ERISA Preemption in Case of Liberty Mutual Health Insurance Plan
The Supreme Court ruled that ERISA pre-empts Vermont’s statute as applied to ERISA plans in Gobeille v. Liberty Mutual Insurance Co., decided on March 1, 2016.
Liberty Mutual maintains a self-insured employee health plan and some of those employees reside in Vermont. Vermont maintains a health-claims database (an “all-payor claims database” or APCD) that requires all health insurers and self-insured health plans operating in Vermont to report claims information.

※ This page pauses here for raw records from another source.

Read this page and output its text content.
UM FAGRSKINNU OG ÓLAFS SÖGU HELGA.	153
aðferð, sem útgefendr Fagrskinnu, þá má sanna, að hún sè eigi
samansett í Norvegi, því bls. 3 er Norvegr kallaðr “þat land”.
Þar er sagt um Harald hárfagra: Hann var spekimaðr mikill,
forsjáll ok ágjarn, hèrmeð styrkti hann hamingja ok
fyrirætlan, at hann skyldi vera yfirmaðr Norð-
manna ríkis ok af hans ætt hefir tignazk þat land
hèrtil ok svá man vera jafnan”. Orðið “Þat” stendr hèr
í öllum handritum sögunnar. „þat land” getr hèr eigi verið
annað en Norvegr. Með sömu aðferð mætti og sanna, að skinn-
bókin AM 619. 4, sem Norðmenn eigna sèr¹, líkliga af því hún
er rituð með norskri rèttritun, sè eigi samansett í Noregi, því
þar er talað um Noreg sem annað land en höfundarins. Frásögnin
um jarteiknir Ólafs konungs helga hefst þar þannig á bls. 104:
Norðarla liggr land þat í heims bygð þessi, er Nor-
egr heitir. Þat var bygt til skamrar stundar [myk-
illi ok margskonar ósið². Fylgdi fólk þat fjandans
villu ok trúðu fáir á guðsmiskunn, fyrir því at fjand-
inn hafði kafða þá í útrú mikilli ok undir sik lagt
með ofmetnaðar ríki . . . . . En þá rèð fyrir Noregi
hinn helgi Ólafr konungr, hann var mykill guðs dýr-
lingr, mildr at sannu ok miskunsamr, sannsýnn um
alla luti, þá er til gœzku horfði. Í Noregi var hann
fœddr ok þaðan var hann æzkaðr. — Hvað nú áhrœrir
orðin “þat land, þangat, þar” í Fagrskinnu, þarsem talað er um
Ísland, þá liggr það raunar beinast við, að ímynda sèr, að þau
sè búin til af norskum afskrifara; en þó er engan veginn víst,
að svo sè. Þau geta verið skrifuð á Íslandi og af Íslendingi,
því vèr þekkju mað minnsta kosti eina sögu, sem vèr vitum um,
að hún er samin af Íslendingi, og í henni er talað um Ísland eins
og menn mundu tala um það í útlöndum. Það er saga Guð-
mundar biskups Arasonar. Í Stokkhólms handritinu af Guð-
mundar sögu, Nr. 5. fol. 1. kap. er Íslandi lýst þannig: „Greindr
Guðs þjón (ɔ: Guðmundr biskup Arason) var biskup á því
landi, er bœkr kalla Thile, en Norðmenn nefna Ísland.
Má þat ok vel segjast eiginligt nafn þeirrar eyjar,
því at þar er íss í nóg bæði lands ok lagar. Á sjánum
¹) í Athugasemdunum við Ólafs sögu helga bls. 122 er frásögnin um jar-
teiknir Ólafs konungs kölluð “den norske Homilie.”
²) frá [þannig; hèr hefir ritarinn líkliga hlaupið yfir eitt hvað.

That information is then made available to insurers, employers, healthcare providers, and others to review issues such as utilization, cost, and quality with respect to healthcare in Vermont.
Blue Cross Blue Shield of Massachusetts is the third-party administrator for Liberty’s health plan. Blue Cross was required to report the health-claims data to the Vermont database, but had not been doing so. In 2011, Vermont issued a subpoena to Blue Cross demanding that it report the required data. Liberty instructed Blue Cross not to respond and then filed suit against the state seeking a declaration that the Vermont law was preempted by ERISA. The district court ruled that the state law was not preempted so Liberty appealed. The Second Circuit reversed the district court holding that the APCD law was preempted by ERISA.
Vermont asked the Supreme Court to review the case and made two arguments. First, it argued that the Second Circuit’s decision is inconsistent with Supreme Court precedents on ERISA preemption and improperly expands the scope of ERISA preemption. Second, it argued that the decision would have a profound impact on state healthcare regulation as there are 16 states with reporting programs similar to Vermont’s.
In Gobeille, the Court concluded that ERISA overrides Vermont’s requirement to include self-insured employer plan data in the state’s APCD. The Court reasoned that Vermont’s requirements are inconsistent with ERISA’s aim of providing a “single uniform national scheme for the administration of ERISA plans without interference from laws of the several States even when those laws, to a large extent, impose parallel requirements.”
This ruling substantially undermines the growing efforts at the state level to control rising health care costs. The opinion authored by Justice Kennedy invalidates state all-payer claims database (APCD) reporting requirements for self-funded employee health plans, thus depriving states of essential information on health care utilization, pricing, and quality in the state.
It’s helpful to know that APCDs are state-run databases that collect health care claims data and provider data from all payers in the state, including private insurers. More than 16 states have similar databases, which are seen as important tools in controlling health care costs. Without the information from self-funded health plans’ data, APCDs will be deprived of a significant chunk of data about private health insurance prices and services and therefore states will not be able to adequately address the growing problem of increasing health care costs.
While immediate reaction to the ruling characterized Gobeille as a win for insurers, some health insurers and self-insured employers, particularly smaller ones with less market power, would benefit significantly from greater price transparency and regulatory efforts to restrain the pricing power of dominant health care systems.
While Justices Ginsburg and Sotomayor, as well as the federal government, emphasized the important distinction between APCD data and the data ERISA plans generally report to federal regulators about their own finances and solvency, the majority did not. Unfortunately, the majority performed a perfunctory analysis of ERISA preemption, with sweeping and potentially devastating implications for state efforts to address health care cost control.